Не так она долго ходила, как Параске показалось. В одиночестве сидела она в хате, дожидалась. Минуты казались часами… Разные думы тревожили её голову. А что, если он не придёт? Скажет: под монастырь хотите подвести… И никакая божба и клятва не помогут… Тогда лучше умереть!.. Уже, кажется, пора бы и Зиньке возвращаться, а её нет… Значит – будет. Сговариваются, видно, когда и как лучше прийти. А может, она осталась его проводить. "Ну и Зинька! Уж я ей за это юбку наберу… Такая искренняя, такая верная! Вот и чужая, а родни не надо!"
Начало темнеть, а Параска от окна не отходит. Свет то двоится, то троится в её глазах, сердце так бьётся! Вон что-то замаячило у калитки.
– Кажется, она идёт. Килина! – вскрикивает Параска. – Ты моложе, у тебя глаза лучше видят – разгляди, не Зинька ли?
– Она, – отвечает Килина.
Сердце у Параски ещё сильнее забилось… Хоть бы скорее шла, скорее несла весть… Что-то копошится у калитки!
– Да быстрее! – кричит Параска, выбегая во двор встречать подругу.
– Не спеши, сестра, – махнув рукой, сказала Зинька.
– Как?! – едва слышно спросила Параска, и в глазах у неё потемнело.

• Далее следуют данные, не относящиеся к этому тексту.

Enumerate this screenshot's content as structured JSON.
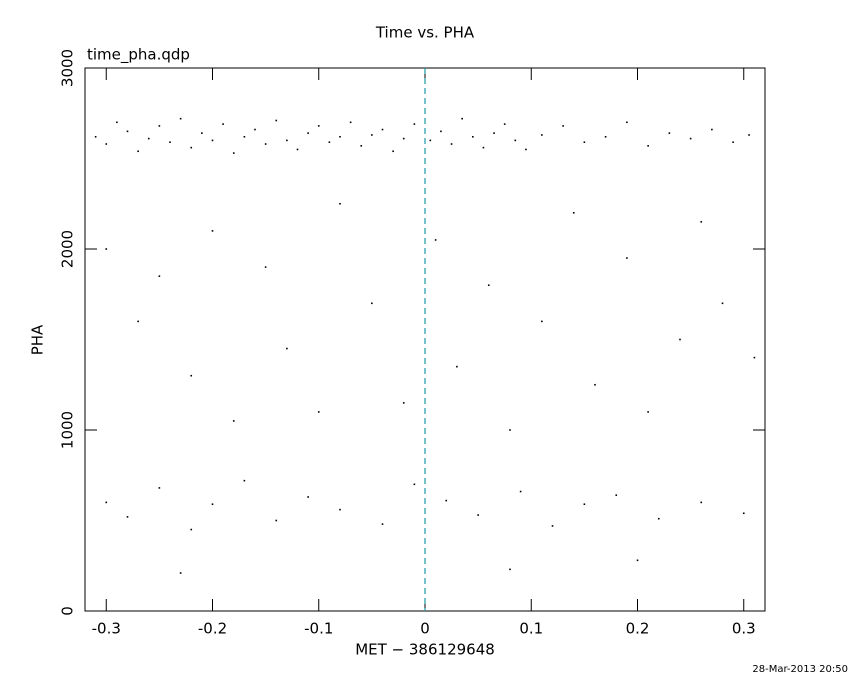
{
  "chart_data": {
    "type": "scatter",
    "title": "Time vs. PHA",
    "subtitle": "time_pha.qdp",
    "x_label": "MET − 386129648",
    "y_label": "PHA",
    "footer": "28-Mar-2013 20:50",
    "color": "#000000",
    "vline": 0,
    "vline_color": "#1a9aa8",
    "xlim": [
      -0.32,
      0.32
    ],
    "ylim": [
      0,
      3000
    ],
    "xticks": [
      -0.3,
      -0.2,
      -0.1,
      0,
      0.1,
      0.2,
      0.3
    ],
    "yticks": [
      0,
      1000,
      2000,
      3000
    ],
    "x": [
      -0.31,
      -0.3,
      -0.29,
      -0.28,
      -0.27,
      -0.26,
      -0.25,
      -0.24,
      -0.23,
      -0.22,
      -0.21,
      -0.2,
      -0.19,
      -0.18,
      -0.17,
      -0.16,
      -0.15,
      -0.14,
      -0.13,
      -0.12,
      -0.11,
      -0.1,
      -0.09,
      -0.08,
      -0.07,
      -0.06,
      -0.05,
      -0.04,
      -0.03,
      -0.02,
      -0.01,
      0.005,
      0.015,
      0.025,
      0.035,
      0.045,
      0.055,
      0.065,
      0.075,
      0.085,
      0.095,
      0.11,
      0.13,
      0.15,
      0.17,
      0.19,
      0.21,
      0.23,
      0.25,
      0.27,
      0.29,
      0.305,
      -0.3,
      -0.27,
      -0.25,
      -0.22,
      -0.2,
      -0.18,
      -0.15,
      -0.13,
      -0.1,
      -0.08,
      -0.05,
      -0.02,
      0.01,
      0.03,
      0.06,
      0.08,
      0.11,
      0.14,
      0.16,
      0.19,
      0.21,
      0.24,
      0.26,
      0.28,
      0.31,
      -0.3,
      -0.28,
      -0.25,
      -0.22,
      -0.2,
      -0.17,
      -0.14,
      -0.11,
      -0.08,
      -0.04,
      -0.01,
      0.02,
      0.05,
      0.09,
      0.12,
      0.15,
      0.18,
      0.22,
      0.26,
      0.3,
      -0.23,
      0.08,
      0.2
    ],
    "values": [
      2620,
      2580,
      2700,
      2650,
      2540,
      2610,
      2680,
      2590,
      2720,
      2560,
      2640,
      2600,
      2690,
      2530,
      2620,
      2660,
      2580,
      2710,
      2600,
      2550,
      2640,
      2680,
      2590,
      2620,
      2700,
      2570,
      2630,
      2660,
      2540,
      2610,
      2690,
      2600,
      2650,
      2580,
      2720,
      2620,
      2560,
      2640,
      2690,
      2600,
      2550,
      2630,
      2680,
      2590,
      2620,
      2700,
      2570,
      2640,
      2610,
      2660,
      2590,
      2630,
      2000,
      1600,
      1850,
      1300,
      2100,
      1050,
      1900,
      1450,
      1100,
      2250,
      1700,
      1150,
      2050,
      1350,
      1800,
      1000,
      1600,
      2200,
      1250,
      1950,
      1100,
      1500,
      2150,
      1700,
      1400,
      600,
      520,
      680,
      450,
      590,
      720,
      500,
      630,
      560,
      480,
      700,
      610,
      530,
      660,
      470,
      590,
      640,
      510,
      600,
      540,
      210,
      230,
      280
    ]
  }
}
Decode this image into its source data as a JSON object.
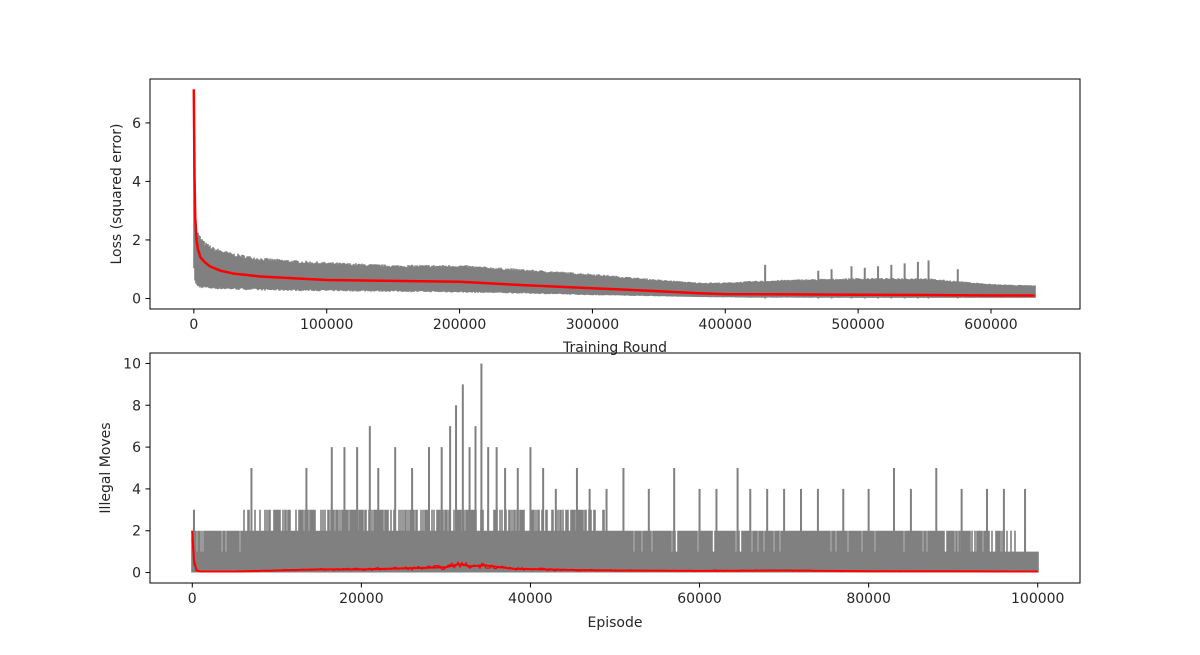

– Выйди, Килина, куда-нибудь на часок; мы с Параской поговорим, – сказала Зинька, войдя в хату.
Килина выскочила в сени и хотела было подслушивать под дверью. Да хитрая Зинька – она всё знает, всё слышит – вышла посмотреть, где Килина, и выгнала её из сеней.
– Вот уж святое да божье! – сердилась Килина, выходя во двор.
– Не будет, и не жди! – сказала Зинька Параске. Та побледнела.
– Почему? – и слёзы заиграли в её чёрных глазах.
– Только не сердись, что скажу всю правду о нём. Потому что дурак! – вот почему. Я тебе сейчас всё расскажу. Прихожу это я к нему. "Зачем?" – спрашивает, насупившись. Я издалека захожу. Навестить, говорю, как живёте, что поделываете. Отошёл немного, просит садиться. Села я. Слово за слово, я и начала издалека заводить про тот неудачный вечер, сколько слёз он тебе принёс, как ты горевала-убивалась. Любит, говорю, она вас; так любит – души не чает. Готова всё для вас сделать. Теперь, говорю, тот люцифер, её деверь, хворает, из хаты не выходит. Так вот когда и дело бы поправить. Приходите, говорю, сегодня вечерком. Тихо да ладно посидим, побалакаем – всего вдоволь будет. Боже мой! как же он вскочит. "Что это вы, говорит, опять меня под монастырь хотите подвести? Чего беременной сучке не вздумается, а вы её прихоти справляете? Вон из хаты!"… Не поверишь – лучше бы он меня по щеке ударил, чем тем словом, как кипятком, обжёг. Не знаю, как я и вскочила, что ему говорила, как и дверь нашла… Как вижу, сестра, наплевать тебе на своего кума – не стоит он путного слова; не стоит того, чтобы ради него мы сегодня, как дурные, целый день бегали, шныряли! – закончила Зинька.
Параска сидела на лавке и, склонившись, молчала. Слова Зиньки, словно молотом, били ей в голову, в виски, гудели в ушах. "Беременной сучке" ножом врезалось в её сердце и острым боком там ворочалось. Худшей обиды, большей обиды не было тогда для неё! Это была правда, горькая правда. Она сама чувствовала, как та правда толкалась под её сердцем, как не раз радостную вереницу мыслей обращала в лютую тоску. То мужицкое не даёт ей покоя, всегда напоминает о её доле.